HARARE – A flood of imported goods has inspired the rise in year on year inflation, with furniture, clothing and household equipment leading the charge in prices, according to a report by the African Development Bank (AfDB).
Zimbabwe’s year on year inflation rate hit 175,6 percent in June, up from 97,85 percent in May 2019, with the southern African country continuing to lead its regional peers, followed by Angola.
Zimbabwe’s imports between January and May 2019 totalled $1,96 billion, which represented a 31 percent slide compared to the same period last year. Exports totalled $1,6 billion.
The inflationary rage, has made it difficult for Zimbabwe to achieve a year-end target of between 10 percent and 15 percent.
AfDB said Zimbabwe’s macroeconomic conditions remained volatile despite austerity measures that were implemented under the Transitional Stabilisation Programme in October last year.

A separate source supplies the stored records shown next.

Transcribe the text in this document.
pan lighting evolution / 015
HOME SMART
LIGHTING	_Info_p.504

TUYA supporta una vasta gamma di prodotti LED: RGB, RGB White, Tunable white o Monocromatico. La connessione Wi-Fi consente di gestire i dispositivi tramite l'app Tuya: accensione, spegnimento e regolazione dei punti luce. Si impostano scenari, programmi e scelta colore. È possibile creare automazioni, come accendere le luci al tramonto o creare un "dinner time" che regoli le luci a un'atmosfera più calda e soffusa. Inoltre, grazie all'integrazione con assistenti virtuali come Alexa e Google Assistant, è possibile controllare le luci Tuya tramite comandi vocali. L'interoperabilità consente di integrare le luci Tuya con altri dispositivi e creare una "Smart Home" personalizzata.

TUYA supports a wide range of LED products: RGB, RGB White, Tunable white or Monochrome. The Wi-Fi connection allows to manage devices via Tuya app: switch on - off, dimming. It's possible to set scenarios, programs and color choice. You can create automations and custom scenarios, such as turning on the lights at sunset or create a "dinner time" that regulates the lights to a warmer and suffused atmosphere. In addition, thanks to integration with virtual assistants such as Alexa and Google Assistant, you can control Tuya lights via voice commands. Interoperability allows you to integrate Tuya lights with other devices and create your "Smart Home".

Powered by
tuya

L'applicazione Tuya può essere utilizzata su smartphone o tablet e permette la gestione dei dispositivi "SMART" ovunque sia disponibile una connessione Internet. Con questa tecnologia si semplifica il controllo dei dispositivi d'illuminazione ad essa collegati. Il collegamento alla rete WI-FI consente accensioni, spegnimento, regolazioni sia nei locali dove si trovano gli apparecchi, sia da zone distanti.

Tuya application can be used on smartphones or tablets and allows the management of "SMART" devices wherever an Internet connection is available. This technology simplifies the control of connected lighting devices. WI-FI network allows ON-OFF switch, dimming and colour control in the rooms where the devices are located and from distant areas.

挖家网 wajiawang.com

“An analysis of month on month change in individual components of the consumer basket shows that in June 2019, the consumer basket was characterised by increases in the prices of tradable goods that have been chasing the then alternative market rate as majority of the goods are imported whilst non-tradable goods have been lagging behind,” said AfDB in its July 2019 report Zimbabwe report.
Before the abolition of the multicurrency system in February, government battled to contain a runaway currency alternative market, known as the “black market”, which triggered price volatilities.

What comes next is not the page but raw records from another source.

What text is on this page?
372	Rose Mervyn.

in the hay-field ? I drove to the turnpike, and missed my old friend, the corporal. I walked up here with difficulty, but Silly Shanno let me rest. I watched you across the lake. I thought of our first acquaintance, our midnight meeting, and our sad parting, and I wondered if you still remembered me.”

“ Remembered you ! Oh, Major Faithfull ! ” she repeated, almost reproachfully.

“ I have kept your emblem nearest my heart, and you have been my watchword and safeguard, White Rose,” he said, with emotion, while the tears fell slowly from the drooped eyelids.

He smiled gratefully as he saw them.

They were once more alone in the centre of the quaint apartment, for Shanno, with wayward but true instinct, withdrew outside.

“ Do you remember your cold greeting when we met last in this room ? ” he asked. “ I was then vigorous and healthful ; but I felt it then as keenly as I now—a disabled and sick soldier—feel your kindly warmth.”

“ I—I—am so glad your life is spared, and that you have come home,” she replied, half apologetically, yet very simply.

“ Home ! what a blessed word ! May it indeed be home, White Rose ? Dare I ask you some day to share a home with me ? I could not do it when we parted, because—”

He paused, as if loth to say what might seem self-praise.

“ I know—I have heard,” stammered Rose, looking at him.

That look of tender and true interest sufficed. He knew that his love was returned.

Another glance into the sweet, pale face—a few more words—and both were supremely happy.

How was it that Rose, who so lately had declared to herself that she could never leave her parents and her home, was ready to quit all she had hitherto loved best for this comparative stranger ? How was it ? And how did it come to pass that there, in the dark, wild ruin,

Since then, the rate has relatively stabilised, trading at about the same rate as the interbank market.
“Between the period May and June 2019 furniture, household equipment and maintenance encountered the highest price increase of 63,8 percent followed by clothing and footwear, food and non-alcoholic beverages and health which increased by 59,9 percent, 55,1 percent and 46,5 percent respectively. Prices of non-tradable such as education, communication, housing water, electricity and other fuels and restaurants & hotels have been lagging behind changes in tradable goods,” the report noted.

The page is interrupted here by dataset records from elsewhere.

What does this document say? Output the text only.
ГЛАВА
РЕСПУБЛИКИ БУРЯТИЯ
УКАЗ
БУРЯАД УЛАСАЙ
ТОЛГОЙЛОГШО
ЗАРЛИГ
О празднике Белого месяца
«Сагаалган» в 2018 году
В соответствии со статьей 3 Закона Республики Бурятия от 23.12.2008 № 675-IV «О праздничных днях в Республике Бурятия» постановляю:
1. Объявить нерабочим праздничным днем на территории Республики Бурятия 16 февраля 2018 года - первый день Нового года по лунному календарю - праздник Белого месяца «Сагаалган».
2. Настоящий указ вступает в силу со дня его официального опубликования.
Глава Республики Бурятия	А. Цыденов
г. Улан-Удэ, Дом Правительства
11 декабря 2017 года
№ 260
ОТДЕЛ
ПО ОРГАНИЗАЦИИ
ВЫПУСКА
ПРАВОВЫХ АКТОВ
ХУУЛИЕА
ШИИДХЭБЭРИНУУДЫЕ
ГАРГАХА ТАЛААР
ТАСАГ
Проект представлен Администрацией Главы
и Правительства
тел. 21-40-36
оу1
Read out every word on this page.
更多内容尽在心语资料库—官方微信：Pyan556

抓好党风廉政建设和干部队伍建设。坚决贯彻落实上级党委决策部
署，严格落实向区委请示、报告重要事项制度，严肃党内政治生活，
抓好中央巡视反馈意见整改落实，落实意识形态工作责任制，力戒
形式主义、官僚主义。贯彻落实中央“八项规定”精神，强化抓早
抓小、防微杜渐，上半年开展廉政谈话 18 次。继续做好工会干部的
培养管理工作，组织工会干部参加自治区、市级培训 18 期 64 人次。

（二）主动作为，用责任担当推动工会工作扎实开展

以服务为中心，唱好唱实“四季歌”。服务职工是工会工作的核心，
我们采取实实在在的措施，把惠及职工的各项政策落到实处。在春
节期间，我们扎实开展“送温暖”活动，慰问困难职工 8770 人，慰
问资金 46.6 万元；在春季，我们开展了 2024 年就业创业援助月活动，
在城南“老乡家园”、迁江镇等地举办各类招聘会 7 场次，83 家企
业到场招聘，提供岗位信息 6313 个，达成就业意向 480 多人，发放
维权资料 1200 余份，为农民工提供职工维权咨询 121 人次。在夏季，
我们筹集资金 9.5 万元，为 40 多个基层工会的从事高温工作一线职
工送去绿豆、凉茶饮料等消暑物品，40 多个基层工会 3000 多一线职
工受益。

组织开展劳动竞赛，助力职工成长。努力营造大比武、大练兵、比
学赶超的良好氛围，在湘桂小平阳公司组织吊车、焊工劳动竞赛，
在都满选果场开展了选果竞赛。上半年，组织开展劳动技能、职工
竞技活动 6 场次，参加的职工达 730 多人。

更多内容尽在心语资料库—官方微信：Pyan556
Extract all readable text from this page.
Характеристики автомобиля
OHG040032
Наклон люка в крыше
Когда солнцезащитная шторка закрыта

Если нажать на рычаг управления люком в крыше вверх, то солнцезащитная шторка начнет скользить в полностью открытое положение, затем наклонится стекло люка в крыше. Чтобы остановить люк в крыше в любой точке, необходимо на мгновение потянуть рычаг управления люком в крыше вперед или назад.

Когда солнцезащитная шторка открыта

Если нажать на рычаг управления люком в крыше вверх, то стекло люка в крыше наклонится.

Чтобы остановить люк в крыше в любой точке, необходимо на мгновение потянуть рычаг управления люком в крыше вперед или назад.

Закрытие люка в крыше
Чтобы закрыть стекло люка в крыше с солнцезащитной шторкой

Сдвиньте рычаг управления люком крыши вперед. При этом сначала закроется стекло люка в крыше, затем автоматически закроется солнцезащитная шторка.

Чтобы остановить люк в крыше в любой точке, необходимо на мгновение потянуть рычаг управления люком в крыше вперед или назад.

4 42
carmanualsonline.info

In the past few months, the country has experienced one of its fastest rises in inflation since 2009, as prices in continue to increase due to macroeconomic shocks emanating from a volatile exchange rate.
“Zimbabwe’s inflation stands out as the highest in the region followed by Angola at 16,94 percent. Zambia recorded one of its highest inflation rates since November 2016 at 8,6 percent in June 2019. In June 2019 inflation rates in selected countries have largely been driven by changes in the prices of non-food items, whilst the prices of food & non-alcoholic products have remained relatively stable despite the effects of low rainfall on agriculture output,” said AfDB.
Last week government suspended announcing year on year inflation data until 2020.
Finance Minister Mthuli Ncube said the move had become necessary because there was no comparative data after the country returned to a mono currency.
However, some economists say Ncube is trying to keep the data out of the market as part of a strategy to manage inflation.
“In our view the re-basing of inflation figures could be a ploy by the Finance minister to ensure that Zimbabwe’s month-on-month inflation closes the year at 10 percent from a high of 32 percent in June this year,” said Econometer Global Capital.
“While rebasing is a common economic practice, Zimbabwe has largely been using its local currency in the past year due to shortages of the green back and like what used to occur then; prices continue to be benchmarked against movements on the foreign exchange market. The only difference is that government has effectively criminalised use of the dollar in some sectors, a development which has to some extent narrowed premiums between the formal market and the parallel market. Although, government postponed releasing inflation figures we still maintain a forecast of 480 percent for the year on year inflation for the year ending December 2019. We will continue to avail inflation forecasts as the year progresses,” Econometer noted.